Imagine passing Octave Fontenot’s grocery store at the intersection of Hwys. 103 and 104 in rural St. Landry Parish, Prairie Ronde community, Louisiana, in 1964. I bet the place looked the same then as it does now, minus the rust on the Coca Cola signs.
Anybody want a Nehi grape soda? A vanilla or chocolate moon pie? A pound of Mello Joy coffee and a link of boudin and a bag of salty gratons (i. e., “cracklin’s)? This would have the place to purchase those commodities.
I’ve passed Octave Fontenot’s grocery off and on for about ten years now when I have business in that remote part of the Parish, and in all those years I’ve never sensed that the place is open for business any more. (A sign on the door says “Closed.”) Perhaps someone lives in the back of the store?

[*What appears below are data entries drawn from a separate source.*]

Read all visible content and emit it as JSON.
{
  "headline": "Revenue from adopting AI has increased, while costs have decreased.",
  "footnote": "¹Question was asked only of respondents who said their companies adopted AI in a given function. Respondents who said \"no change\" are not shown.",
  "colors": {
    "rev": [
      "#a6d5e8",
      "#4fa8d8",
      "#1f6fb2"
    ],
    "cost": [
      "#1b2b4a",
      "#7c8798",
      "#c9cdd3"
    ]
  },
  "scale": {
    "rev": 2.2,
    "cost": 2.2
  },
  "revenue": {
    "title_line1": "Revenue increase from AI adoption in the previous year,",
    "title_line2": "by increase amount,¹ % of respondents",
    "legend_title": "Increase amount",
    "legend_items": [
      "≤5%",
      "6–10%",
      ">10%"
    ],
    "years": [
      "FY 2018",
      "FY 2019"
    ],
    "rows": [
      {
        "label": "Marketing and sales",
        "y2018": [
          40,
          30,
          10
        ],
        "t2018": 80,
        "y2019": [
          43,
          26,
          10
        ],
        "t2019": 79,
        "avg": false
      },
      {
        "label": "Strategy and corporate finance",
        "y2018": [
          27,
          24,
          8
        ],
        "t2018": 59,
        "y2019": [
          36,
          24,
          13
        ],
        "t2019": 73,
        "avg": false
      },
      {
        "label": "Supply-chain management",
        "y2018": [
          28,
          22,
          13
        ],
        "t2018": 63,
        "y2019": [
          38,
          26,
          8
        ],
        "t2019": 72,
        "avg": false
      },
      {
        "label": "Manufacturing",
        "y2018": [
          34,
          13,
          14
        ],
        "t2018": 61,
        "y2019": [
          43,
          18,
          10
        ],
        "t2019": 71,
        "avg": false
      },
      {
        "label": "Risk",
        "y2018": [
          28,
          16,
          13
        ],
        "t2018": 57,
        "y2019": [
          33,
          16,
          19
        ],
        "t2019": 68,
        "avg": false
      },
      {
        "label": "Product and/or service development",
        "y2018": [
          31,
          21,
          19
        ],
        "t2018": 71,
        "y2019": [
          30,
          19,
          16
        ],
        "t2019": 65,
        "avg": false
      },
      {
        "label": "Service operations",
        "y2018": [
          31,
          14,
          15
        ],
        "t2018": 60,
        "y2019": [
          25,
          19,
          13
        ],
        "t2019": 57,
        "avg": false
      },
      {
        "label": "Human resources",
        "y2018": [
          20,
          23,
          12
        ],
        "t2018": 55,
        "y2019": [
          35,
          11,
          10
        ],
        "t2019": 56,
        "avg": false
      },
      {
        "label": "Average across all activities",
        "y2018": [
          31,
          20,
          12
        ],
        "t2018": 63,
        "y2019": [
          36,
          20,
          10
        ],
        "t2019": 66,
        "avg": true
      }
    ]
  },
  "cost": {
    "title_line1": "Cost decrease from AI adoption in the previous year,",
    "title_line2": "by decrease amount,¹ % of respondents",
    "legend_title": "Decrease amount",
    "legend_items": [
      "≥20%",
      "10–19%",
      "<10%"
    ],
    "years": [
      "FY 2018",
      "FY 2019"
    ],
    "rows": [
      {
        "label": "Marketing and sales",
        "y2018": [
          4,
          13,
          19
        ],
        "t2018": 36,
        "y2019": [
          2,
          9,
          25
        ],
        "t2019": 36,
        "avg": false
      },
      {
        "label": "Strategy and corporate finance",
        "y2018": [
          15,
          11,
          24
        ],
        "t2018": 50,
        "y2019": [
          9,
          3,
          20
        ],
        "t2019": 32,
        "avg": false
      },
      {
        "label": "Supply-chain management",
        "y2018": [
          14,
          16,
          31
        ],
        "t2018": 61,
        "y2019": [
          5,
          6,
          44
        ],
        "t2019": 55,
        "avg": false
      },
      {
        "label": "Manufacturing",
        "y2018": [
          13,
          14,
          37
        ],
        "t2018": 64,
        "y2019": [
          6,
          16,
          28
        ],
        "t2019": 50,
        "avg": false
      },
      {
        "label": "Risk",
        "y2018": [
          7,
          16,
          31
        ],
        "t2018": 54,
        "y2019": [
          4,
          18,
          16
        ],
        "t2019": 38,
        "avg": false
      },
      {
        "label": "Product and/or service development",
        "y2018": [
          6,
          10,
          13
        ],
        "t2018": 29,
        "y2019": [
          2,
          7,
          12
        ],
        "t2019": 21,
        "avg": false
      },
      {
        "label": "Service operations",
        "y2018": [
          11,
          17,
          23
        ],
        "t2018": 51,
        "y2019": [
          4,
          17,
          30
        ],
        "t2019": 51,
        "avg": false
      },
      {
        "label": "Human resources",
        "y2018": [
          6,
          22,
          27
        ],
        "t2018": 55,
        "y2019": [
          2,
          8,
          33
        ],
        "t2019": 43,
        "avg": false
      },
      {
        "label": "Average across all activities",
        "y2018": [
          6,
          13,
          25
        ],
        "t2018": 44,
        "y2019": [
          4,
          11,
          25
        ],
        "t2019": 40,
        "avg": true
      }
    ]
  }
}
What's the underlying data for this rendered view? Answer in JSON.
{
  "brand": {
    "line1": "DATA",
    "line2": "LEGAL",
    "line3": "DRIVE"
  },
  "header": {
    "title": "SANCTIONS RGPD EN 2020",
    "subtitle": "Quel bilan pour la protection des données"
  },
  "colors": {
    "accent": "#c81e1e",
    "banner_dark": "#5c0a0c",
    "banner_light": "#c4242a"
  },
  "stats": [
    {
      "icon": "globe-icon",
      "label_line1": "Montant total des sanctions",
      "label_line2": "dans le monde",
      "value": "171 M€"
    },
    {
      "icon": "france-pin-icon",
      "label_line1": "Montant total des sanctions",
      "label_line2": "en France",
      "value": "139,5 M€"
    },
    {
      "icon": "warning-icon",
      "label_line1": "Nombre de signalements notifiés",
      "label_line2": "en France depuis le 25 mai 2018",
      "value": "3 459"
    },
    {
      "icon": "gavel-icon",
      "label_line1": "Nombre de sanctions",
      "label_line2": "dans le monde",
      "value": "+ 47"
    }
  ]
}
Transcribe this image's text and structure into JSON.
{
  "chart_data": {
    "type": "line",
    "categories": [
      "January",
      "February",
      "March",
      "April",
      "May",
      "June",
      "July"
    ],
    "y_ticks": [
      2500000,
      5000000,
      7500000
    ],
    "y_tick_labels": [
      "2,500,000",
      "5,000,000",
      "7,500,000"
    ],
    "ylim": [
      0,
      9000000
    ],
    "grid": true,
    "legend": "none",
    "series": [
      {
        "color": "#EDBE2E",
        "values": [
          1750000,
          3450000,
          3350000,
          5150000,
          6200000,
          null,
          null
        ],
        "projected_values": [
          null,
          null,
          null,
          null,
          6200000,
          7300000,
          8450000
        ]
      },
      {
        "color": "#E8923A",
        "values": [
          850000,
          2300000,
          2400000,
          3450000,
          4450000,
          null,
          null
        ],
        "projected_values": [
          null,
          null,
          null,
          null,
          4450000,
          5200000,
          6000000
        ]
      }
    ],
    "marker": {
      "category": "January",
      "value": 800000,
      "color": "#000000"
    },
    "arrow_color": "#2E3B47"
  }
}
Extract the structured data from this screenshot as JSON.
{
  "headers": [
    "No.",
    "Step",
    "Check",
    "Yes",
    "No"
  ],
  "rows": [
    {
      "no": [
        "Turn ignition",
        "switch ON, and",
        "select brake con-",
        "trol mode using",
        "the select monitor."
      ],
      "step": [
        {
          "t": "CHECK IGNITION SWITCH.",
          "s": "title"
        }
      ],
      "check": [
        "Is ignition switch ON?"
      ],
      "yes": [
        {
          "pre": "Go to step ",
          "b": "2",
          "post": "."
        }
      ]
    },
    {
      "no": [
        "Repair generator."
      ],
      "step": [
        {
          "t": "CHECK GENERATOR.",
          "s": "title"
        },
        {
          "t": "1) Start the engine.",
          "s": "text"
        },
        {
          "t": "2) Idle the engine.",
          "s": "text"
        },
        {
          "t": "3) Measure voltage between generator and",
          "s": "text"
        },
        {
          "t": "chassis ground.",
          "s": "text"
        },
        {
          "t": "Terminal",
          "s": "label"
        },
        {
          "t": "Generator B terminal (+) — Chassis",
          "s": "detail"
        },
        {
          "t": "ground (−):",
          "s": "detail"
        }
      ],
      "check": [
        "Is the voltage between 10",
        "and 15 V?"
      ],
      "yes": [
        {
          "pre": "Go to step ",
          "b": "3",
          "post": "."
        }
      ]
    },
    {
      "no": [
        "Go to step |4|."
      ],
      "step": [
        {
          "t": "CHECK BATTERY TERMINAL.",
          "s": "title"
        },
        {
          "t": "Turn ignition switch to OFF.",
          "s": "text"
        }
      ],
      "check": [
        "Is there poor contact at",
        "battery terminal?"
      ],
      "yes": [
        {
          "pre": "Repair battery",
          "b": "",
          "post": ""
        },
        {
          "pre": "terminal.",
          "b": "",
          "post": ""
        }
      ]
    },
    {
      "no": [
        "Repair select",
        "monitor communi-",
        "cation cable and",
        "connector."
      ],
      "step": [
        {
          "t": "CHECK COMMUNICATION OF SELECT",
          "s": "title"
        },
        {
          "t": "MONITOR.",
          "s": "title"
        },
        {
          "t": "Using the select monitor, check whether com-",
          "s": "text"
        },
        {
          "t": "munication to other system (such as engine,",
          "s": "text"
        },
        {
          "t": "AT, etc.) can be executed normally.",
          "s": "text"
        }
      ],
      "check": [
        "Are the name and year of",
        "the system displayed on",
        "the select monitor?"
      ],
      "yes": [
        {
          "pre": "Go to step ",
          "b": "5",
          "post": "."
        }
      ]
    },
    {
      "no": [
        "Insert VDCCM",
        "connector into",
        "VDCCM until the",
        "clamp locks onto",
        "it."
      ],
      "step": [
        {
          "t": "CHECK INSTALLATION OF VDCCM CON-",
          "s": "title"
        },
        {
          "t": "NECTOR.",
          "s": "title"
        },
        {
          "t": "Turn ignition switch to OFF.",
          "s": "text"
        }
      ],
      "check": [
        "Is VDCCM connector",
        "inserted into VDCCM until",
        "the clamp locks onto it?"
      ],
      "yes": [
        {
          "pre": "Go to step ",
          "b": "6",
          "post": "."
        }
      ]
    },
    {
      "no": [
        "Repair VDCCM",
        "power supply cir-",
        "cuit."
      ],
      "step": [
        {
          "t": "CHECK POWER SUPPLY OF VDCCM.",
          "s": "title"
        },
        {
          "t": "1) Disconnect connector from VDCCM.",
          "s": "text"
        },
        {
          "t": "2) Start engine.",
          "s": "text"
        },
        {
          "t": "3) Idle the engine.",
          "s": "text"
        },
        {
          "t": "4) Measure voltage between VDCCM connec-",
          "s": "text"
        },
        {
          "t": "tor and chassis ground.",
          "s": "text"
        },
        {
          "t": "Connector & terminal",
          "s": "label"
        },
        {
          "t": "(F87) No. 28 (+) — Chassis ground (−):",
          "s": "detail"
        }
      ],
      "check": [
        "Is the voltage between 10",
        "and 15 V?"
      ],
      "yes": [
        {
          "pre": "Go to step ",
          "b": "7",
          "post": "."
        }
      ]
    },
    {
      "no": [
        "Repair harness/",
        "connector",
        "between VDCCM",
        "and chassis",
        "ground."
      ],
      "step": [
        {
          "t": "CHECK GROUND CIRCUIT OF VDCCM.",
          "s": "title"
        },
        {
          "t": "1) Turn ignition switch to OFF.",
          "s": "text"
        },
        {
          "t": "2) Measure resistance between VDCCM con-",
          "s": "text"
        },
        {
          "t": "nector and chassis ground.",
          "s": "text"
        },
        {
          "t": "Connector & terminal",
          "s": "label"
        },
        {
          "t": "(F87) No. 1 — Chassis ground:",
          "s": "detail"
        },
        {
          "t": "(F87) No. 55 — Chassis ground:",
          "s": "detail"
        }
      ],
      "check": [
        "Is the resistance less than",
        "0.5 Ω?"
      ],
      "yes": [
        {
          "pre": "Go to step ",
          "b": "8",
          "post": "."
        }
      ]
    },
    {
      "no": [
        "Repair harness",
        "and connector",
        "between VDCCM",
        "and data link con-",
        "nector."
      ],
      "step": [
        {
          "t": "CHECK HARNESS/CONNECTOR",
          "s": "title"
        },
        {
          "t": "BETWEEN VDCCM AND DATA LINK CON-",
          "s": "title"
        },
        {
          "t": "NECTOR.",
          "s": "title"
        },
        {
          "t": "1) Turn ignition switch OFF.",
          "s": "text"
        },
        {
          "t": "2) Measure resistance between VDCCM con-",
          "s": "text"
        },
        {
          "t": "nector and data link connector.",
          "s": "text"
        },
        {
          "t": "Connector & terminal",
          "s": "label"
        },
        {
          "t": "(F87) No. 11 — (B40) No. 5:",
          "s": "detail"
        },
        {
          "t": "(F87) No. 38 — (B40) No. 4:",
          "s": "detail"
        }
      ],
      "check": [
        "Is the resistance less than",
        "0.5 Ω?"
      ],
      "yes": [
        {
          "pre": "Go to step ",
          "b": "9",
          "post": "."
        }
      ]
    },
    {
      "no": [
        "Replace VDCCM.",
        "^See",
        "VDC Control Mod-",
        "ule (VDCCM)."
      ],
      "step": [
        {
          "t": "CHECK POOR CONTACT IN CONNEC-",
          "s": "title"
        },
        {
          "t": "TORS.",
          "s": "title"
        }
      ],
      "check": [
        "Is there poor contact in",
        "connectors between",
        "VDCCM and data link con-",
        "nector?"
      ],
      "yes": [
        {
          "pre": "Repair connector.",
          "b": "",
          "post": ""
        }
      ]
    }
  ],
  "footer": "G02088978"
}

I’m always struck, nonetheless, how the place is preserved as a treasure of bygone days. Situated at this lonely Cajun country crossroads, the store poses a picturesque remembrance of the past.
I grew up in another part of rural Louisiana, where we had country stores like Barker’s and Allison’s and Galloway’s. I suppose Octave Fontenot’s reminds me of those wayside groceries from childhood. Those places saved Mom from a trip to town if she ran out of milk or washing powder or sugar during the week.
I took these pictures today. Vive les memoires d’Octave Fontenot!